Amillennialism was the dominant view of the Protestant Reformers. The Lutheran Church formally rejected chiliasm in The Augsburg Confession—"Art. XVII., and condemned the Anabaptists (historically, most Anabaptist groups were amillennial) and others 'who now scatter Jewish opinions that, before the resurrection of the dead, the godly shall occupy the kingdom of the world, the wicked being everywhere suppressed.'" Likewise, the Swiss Reformer Heinrich Bullinger wrote up the Second Helvetic Confession, which asserts, "We also reject the Jewish dream of a millennium, or golden age on earth, before the last judgment." John Calvin wrote in Institutes of the Christian Religion that chiliasm is a "fiction" that is "too childish either to need or to be worth a refutation." He interpreted the thousand-year period of Revelation 20 symbolically, applying it to the "various disturbances that awaited the church, while still toiling on earth."

===Modern times===
The Eastern and Oriental Orthodox Churches have long held amillennial positions, as has the Catholic Church, which generally embraces an Augustinian eschatology and which has deemed that premillennialism "cannot safely be taught." Amillennialism is also common among Protestant denominations such as the Lutheran, Reformed, Anglican, Methodist, and many Messianic Jews.

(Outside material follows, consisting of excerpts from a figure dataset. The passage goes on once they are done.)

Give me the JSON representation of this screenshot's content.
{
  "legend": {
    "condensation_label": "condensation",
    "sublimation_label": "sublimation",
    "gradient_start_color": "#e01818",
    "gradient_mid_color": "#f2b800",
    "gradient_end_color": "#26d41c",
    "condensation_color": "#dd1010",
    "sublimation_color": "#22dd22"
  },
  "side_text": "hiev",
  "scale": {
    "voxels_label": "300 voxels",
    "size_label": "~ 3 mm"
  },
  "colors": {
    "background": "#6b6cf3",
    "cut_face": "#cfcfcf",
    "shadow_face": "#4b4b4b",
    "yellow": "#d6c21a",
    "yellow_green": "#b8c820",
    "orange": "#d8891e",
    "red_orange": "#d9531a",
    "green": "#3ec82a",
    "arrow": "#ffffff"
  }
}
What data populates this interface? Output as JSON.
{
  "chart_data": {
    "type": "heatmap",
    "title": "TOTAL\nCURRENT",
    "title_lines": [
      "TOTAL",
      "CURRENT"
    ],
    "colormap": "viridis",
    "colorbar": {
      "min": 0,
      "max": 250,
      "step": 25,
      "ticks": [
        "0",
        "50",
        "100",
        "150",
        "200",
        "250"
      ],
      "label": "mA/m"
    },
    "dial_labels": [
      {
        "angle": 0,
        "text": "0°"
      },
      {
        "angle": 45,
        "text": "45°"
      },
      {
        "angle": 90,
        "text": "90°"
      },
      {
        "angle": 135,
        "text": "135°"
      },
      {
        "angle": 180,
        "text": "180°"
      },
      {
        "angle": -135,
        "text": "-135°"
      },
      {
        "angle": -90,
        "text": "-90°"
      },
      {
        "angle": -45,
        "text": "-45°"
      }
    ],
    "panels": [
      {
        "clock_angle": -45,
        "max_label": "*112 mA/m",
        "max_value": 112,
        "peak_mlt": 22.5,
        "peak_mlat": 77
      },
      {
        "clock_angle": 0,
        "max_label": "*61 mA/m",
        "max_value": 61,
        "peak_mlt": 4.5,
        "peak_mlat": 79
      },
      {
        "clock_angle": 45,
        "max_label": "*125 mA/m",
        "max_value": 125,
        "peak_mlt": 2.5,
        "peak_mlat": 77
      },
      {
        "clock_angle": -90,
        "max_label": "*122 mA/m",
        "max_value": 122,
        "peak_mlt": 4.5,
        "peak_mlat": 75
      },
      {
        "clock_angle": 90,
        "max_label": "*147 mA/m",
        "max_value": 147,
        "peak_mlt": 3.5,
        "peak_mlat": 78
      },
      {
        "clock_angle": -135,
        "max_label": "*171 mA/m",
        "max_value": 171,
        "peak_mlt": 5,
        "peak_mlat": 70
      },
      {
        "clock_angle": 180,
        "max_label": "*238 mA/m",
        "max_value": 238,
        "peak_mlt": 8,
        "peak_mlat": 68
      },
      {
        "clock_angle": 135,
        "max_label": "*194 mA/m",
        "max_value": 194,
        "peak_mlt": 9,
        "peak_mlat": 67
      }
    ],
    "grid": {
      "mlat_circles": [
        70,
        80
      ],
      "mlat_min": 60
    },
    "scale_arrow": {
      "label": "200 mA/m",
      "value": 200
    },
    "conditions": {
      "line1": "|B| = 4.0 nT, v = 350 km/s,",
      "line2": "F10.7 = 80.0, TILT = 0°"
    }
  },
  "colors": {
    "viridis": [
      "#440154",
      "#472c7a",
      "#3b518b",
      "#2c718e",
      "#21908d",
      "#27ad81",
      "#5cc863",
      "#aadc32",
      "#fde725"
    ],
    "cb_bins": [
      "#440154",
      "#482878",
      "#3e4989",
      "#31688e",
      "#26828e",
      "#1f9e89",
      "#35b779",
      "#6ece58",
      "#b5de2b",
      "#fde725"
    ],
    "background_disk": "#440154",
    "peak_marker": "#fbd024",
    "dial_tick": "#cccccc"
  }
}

Amillennialism represents the historical position of the Amish, Old Order Mennonite, and Conservative Mennonites (though among the more modern groups premillennialism has made inroads). Amillennialism is common among groups arising from the 19th century American Restoration Movement such as the Churches of Christ, Christian Church (Disciples of Christ) and Christian Churches and Churches of Christ. Amillennialism also has a following amongst Baptist denominations such as The Association of Grace Baptist Churches in England. Partial preterism is sometimes a component of amillennial hermeneutics. Amillennialism declined in Protestant circles with the rise of Postmillennialism and the resurgence of Premillennialism in the 18th and 19th centuries, but amillennialism has regained prominence in the West after World War II.